Con el pretexto de los ataques contra las Torres Gemelas de Nueva York, que mataron a casi 3 000 personas el 11 de septiembre de 2001 y la captura de Osama Bin Laden, jefe del grupo islamista al Qaeda, un mes después del 11 de septiembre, Estados Unidos lanzó una ofensiva que comenzó con salvajes ataques aéreos sobre Afganistán.
«No queríamos esta misión, pero la cumpliremos», dijo con su rostro inexpresivo el entonces presidente de Estados Unidos, George W. Bush, cuando anunció los primeros ataques aéreos el 7 de octubre de 2001.
Dieciocho años después, la «misión» de EE. UU. no se ha cumplido: los talibanes siguen tan fuertes o más que en 2001, y son una fuerza a tener en cuenta en un futuro gobierno de Afganistán, si las conversaciones de paz tienen éxito.
Varias denuncias señalan la complicidad del ejército de EE. UU. con los talibanes. Los heroicos soldados yanquis incluso han pagado a los talibanes para que no ataquen a sus unidades, práctica en uso también por las empresas estadounidense en ese país. Es un pago por «protección» al más claro estilo mafioso.

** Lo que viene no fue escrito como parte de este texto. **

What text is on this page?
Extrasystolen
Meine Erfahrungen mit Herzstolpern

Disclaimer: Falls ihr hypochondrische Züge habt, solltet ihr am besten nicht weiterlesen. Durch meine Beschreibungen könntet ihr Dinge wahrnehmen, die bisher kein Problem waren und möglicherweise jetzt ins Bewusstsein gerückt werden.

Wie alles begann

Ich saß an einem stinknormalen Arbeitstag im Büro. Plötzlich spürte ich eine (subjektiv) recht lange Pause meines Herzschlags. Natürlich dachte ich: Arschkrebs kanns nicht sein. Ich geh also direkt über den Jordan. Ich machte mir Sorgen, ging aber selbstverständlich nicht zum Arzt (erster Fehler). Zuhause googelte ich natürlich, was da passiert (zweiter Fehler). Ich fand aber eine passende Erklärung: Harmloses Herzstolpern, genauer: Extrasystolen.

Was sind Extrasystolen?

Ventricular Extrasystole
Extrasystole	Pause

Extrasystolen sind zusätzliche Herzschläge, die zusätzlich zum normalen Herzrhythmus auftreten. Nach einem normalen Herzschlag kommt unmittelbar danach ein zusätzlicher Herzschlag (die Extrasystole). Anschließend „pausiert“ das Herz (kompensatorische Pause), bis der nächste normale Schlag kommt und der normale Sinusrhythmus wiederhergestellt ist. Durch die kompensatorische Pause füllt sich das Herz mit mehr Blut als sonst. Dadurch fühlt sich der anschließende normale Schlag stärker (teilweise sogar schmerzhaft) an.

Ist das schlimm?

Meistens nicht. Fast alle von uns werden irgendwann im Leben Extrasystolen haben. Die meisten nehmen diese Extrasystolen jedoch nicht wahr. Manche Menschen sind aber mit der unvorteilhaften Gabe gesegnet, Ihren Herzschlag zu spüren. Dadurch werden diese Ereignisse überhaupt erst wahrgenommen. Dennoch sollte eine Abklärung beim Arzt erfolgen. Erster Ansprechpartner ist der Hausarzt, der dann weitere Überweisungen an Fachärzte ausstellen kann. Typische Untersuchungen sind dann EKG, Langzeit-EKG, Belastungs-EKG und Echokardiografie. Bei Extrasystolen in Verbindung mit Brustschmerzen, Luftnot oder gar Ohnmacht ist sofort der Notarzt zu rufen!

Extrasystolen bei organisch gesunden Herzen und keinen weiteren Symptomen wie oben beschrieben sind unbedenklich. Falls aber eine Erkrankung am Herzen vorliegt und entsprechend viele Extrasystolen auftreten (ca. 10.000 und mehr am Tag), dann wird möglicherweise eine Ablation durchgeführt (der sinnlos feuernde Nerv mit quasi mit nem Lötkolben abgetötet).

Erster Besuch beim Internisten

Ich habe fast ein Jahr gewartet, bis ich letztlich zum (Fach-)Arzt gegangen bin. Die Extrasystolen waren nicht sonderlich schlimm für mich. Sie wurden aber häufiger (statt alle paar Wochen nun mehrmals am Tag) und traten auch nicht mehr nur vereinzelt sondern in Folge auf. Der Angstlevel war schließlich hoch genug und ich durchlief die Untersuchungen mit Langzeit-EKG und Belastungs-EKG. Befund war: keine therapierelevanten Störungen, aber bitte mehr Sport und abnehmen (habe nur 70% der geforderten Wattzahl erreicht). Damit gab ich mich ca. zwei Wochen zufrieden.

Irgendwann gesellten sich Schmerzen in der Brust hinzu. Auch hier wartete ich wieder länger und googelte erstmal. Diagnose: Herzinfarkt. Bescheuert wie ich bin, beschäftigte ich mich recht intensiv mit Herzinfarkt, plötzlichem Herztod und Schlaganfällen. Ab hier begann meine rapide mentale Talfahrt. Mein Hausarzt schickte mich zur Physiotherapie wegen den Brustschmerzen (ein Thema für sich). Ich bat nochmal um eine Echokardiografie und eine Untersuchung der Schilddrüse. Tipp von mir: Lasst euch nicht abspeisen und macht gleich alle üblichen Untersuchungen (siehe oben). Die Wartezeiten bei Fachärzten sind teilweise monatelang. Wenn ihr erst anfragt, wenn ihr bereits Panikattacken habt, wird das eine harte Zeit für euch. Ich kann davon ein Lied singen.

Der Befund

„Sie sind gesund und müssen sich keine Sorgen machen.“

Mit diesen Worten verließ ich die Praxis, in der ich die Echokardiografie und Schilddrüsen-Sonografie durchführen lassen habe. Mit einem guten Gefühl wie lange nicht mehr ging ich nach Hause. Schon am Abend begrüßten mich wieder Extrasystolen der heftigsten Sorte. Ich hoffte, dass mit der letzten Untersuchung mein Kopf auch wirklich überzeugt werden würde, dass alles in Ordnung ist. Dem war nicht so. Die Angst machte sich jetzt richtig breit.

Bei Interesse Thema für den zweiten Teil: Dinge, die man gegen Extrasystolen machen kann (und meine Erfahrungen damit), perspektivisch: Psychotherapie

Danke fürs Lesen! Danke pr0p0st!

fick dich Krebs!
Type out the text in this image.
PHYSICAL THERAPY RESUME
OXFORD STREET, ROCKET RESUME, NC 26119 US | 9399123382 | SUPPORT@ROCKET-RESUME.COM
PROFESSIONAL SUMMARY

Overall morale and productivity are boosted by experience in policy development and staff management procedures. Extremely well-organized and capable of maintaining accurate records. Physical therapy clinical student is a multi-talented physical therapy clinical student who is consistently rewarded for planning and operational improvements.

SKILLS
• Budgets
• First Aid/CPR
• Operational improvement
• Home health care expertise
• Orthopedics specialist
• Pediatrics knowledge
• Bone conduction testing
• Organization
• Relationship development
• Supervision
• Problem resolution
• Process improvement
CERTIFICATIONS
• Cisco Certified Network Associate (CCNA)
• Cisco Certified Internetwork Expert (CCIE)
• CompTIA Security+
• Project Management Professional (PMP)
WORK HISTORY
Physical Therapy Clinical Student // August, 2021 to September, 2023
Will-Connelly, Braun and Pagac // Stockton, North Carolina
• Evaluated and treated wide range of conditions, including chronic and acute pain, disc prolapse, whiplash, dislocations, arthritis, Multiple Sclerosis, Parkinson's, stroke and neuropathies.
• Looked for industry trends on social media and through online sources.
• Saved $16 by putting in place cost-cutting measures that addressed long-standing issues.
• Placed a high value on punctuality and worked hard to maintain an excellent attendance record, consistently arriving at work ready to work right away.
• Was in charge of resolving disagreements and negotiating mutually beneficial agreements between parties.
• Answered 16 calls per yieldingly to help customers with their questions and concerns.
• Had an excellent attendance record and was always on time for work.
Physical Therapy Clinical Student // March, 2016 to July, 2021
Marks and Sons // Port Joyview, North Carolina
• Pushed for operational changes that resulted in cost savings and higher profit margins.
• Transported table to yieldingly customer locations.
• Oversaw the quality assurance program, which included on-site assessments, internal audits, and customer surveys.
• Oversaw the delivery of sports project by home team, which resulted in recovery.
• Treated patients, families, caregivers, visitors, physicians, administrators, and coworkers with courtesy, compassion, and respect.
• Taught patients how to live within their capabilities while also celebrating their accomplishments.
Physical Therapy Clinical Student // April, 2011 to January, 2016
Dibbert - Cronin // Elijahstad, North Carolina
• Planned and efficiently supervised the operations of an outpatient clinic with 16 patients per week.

El negocio del opio, que genera millonarias ganancias, lejos de ser perseguido por las tropas de ocupación, ha contado con la complicidad de la cia y de los militares.
Los talibanes podrían estar ingresando hasta 1 500 millones de dólares al año, producto de ambos negocios: la droga y la «protección».
Otra posibilidad, dentro del complejo escenario afgano, es la privatización de la guerra. La compañía Blackwater, que surgió en 1997 para entrenar marinos y soldados en ee. uu. y que pronto se convirtió en un ejército privado mercenario, ha ofrecido a Donald Trump el «negocio redondo» de ocuparse ellos de la guerra.
Los talibanes también hacen dinero al cobrarle impuestos a las personas que viajan en su territorio y a través de negocios como telecomunicaciones, electricidad y minerales.
Por otro lado, cerca de 3 500 miembros de las fuerzas internacionales han muerto desde la invasión en 2001, más de 2 300 de ellos estadounidenses.
Un informe de la ONU en febrero de 2019 dijo que más de 32 000 civiles han muerto. Mientras, el Instituto Watson de la Universidad Brown, ha afirmado que 42 000 combatientes talibanes o del isis, han caído en combate.
Sin embargo, Estados Unidos sigue realizando ataques aéreos contra los talibanes, ahora bajo el mandato de Donald Trump.
Trump dice estar dispuesto a reducir el número de tropas estadounidenses en esta región antes de enfrentar las elecciones de noviembre de 2020, pero nada se sabe en realidad, cuando la decisión está en manos del actual e impredecible inquilino de la Casa Blanca y sus acólitos, signados por la improvisación.
Hoy los talibanes controlan mucho más territorio que cuando las tropas internacionales salieron de Afganistán en 2014. La guerra no se acaba, parece no terminar jamás, hay muchos intereses detrás del telón y muchas ganancias en juego.